I'm attempting to find the eigenvalues and eigenvectors from the following matrix :
\begin{pmatrix} -3\cos\theta&\sqrt{3}\sin\theta e^{iφ}&0&0\\\sqrt{3}\sin\theta e^{-iφ}&-\cos\theta&\sqrt{3}\sin\theta e^{iφ}&0\\0&\sqrt{3}\sin\theta e^{-iφ}&\cos\theta&\sqrt{3}\sin\theta e^{iφ}\\0&0&\sqrt{3}\sin\theta e^{-iφ}&3\cos\theta \end{pmatrix}
I can get as far as :
\begin{eqnarray} -\left(3\cos\theta+λ\right)\left(\cos\theta+λ\right)\left[\left(\cos\theta-λ\right)\left(3\cos\theta-λ\right)-3\sin^2\theta\right]+\\ -4\sin^2\theta\left(3\cos\theta-λ\right)\left(3\cos\theta+λ\right)+\sqrt{3}\sin\theta e^{-iφ}\left[\left(\cos\theta-λ\right)\left(3\cos\theta -λ\right)-3\sin^2\theta\right]=0 \end{eqnarray} However, the solution I'm provided with states that after some tedious algebraic manipulation I should arrive at : \begin{eqnarray} \left(\left(3\cos\theta-λ\right)\left(\cos\theta-λ\right)-3\sin^2\theta \right)\left(\left(3\cos\theta+λ\right)\left(\cos\left(\theta \right)+λ\right)-3\sin^2\theta \right)+ \\+4\sin^2\theta\left(3\cos\theta+λ\right)\left(3\cos\theta-λ\right)=0 \end{eqnarray} I'm having difficulty figuring out the necessary algebra between these two steps, where I assume I need to eliminate $e^{-i\phi}$ with the help of Euler's formula, but I still hit a brick wall.
Any suggestions?
UPDATE
Figured it out.

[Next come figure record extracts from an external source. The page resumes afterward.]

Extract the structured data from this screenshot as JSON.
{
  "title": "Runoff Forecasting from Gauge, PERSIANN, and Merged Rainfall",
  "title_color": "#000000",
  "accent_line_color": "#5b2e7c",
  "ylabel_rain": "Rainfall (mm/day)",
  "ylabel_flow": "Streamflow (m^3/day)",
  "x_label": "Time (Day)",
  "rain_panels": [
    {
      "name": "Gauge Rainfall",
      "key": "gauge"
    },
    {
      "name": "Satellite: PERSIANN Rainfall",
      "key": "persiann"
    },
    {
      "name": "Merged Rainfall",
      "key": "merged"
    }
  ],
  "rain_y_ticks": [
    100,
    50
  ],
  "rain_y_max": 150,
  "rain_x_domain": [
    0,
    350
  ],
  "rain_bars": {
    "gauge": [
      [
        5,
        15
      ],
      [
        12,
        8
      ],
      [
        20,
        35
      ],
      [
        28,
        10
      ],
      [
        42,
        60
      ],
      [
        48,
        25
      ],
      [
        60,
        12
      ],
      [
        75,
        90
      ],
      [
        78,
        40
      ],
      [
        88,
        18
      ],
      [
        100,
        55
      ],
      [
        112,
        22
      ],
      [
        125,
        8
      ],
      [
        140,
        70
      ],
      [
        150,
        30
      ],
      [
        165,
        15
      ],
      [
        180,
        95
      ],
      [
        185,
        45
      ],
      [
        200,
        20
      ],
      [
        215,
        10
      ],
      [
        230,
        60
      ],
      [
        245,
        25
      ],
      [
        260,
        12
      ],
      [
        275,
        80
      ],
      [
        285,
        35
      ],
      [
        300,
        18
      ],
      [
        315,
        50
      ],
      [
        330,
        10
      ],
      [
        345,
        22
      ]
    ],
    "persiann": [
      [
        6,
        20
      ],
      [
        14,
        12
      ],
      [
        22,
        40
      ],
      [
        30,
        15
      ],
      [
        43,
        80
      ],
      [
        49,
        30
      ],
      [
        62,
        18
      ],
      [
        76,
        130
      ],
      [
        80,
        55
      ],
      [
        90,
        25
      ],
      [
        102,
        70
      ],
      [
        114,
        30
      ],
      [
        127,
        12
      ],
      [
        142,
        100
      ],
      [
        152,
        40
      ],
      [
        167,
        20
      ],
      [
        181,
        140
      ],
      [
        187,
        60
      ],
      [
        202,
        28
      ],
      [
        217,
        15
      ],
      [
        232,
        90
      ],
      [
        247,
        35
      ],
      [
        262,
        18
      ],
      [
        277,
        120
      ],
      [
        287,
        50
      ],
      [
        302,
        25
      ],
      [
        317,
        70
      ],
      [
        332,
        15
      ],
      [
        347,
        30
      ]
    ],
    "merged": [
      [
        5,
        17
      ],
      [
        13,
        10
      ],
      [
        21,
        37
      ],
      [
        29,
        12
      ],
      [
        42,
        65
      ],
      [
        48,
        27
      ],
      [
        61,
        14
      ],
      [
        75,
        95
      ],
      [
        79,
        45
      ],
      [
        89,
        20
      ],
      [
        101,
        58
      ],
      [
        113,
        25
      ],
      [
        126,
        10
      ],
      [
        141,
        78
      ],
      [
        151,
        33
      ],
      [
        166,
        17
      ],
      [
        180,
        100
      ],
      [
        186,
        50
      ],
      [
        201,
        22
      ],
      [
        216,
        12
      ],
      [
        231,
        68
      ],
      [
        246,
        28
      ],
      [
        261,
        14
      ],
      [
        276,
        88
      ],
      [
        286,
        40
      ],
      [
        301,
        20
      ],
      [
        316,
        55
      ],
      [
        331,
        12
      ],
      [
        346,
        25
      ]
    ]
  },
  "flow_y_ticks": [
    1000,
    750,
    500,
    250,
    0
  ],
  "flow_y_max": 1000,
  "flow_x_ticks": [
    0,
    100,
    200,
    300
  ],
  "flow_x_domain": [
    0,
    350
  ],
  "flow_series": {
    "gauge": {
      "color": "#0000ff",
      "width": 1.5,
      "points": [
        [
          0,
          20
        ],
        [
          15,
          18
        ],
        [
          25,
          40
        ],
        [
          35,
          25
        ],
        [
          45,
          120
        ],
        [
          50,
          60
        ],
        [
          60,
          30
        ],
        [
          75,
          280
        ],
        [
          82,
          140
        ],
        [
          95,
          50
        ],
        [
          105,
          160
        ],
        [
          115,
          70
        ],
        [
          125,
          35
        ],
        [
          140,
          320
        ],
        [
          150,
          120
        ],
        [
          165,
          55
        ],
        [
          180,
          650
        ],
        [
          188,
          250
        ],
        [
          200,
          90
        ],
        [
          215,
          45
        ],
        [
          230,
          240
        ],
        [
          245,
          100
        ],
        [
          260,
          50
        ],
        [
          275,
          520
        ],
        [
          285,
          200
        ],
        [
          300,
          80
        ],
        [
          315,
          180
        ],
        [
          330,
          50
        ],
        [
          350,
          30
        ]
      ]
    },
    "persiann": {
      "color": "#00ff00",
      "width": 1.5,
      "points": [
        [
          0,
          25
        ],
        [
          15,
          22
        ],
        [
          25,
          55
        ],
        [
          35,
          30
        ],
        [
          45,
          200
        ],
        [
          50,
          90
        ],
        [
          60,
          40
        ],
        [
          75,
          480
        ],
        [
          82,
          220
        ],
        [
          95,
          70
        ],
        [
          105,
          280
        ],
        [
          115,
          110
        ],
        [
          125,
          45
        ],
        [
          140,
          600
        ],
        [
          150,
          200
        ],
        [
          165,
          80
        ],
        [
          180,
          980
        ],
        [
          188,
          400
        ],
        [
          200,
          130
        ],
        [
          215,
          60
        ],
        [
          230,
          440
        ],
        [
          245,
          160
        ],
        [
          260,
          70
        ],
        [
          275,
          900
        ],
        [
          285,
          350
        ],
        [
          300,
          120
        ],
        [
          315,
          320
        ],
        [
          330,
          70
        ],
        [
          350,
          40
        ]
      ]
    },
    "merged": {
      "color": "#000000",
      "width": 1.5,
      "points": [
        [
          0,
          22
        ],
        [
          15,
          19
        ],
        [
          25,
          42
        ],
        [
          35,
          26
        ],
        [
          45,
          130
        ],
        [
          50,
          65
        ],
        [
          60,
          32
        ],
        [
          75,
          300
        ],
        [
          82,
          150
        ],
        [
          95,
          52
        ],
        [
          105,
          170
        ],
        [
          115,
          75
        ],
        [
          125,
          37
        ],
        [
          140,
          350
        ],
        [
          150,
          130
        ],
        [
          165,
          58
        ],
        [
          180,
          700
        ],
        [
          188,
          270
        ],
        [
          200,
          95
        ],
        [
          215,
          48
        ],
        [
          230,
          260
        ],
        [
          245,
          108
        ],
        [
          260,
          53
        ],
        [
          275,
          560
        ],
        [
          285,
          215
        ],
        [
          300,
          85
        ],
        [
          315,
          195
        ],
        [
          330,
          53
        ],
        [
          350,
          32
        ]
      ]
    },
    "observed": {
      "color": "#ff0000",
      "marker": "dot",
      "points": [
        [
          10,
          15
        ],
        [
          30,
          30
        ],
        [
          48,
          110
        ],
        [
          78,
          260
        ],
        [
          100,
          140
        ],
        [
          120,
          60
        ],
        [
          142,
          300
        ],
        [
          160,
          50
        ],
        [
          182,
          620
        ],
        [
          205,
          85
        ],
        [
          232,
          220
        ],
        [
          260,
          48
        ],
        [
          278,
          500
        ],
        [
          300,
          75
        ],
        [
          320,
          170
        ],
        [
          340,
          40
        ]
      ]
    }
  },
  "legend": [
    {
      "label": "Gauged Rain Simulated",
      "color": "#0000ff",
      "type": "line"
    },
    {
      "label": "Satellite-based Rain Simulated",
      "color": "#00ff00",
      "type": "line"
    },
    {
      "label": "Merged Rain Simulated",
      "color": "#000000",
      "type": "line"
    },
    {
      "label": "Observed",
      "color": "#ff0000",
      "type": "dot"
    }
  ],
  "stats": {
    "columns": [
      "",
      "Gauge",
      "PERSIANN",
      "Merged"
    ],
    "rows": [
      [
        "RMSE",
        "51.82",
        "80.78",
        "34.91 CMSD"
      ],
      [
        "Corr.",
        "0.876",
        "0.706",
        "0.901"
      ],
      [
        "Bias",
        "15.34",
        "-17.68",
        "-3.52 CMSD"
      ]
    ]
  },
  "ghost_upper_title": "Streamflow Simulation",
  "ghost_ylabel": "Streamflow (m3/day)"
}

I didn't multiply by my initial coefficients, as shown below, which end up cancelling $e^{-i\phi}$ and with a bit of rearranging I get the desired result.
\begin{eqnarray} \left(3cos\left(\theta\right)+λ\right)\{-\left(cos\left(\theta \right)-λ\right)\left[\left(3cos\left(\theta\right)-λ\right)\left(cos\left(\theta\right)-λ\right)-3sin^2\left(\theta \right)\right]-4sin^2\left(\theta\right)\left(3cos\left(\theta \right)-λ\right)\}+\sqrt{3}sin\left(\theta \right)e^{iϕ}\{\sqrt{3}sin\left(\theta \right)e^{-iϕ}\left[\left(3cos\left(\theta\right)-λ\right)\left(cos\left(\theta \right)-λ\right)-3sin^2\left(λ\right)\right]\}=0 \end{eqnarray}
Thanks for the assistance and pointing out my errors.
Your first equation is not correct. If you plug $\theta = 0$, the matrix becomes $\operatorname{diag}(-3,-1,1,3)$ and so the characteristic equation should be $(\lambda - 3)(\lambda + 3)(\lambda - 1)(\lambda + 1) = 0$. This is indeed consistent with the second equation but from the first equation you get
$$ -(1 + \lambda)(1 - \lambda)(3 - \lambda) = 0 $$
so you have made an error somewhere in your calculation of the determinant.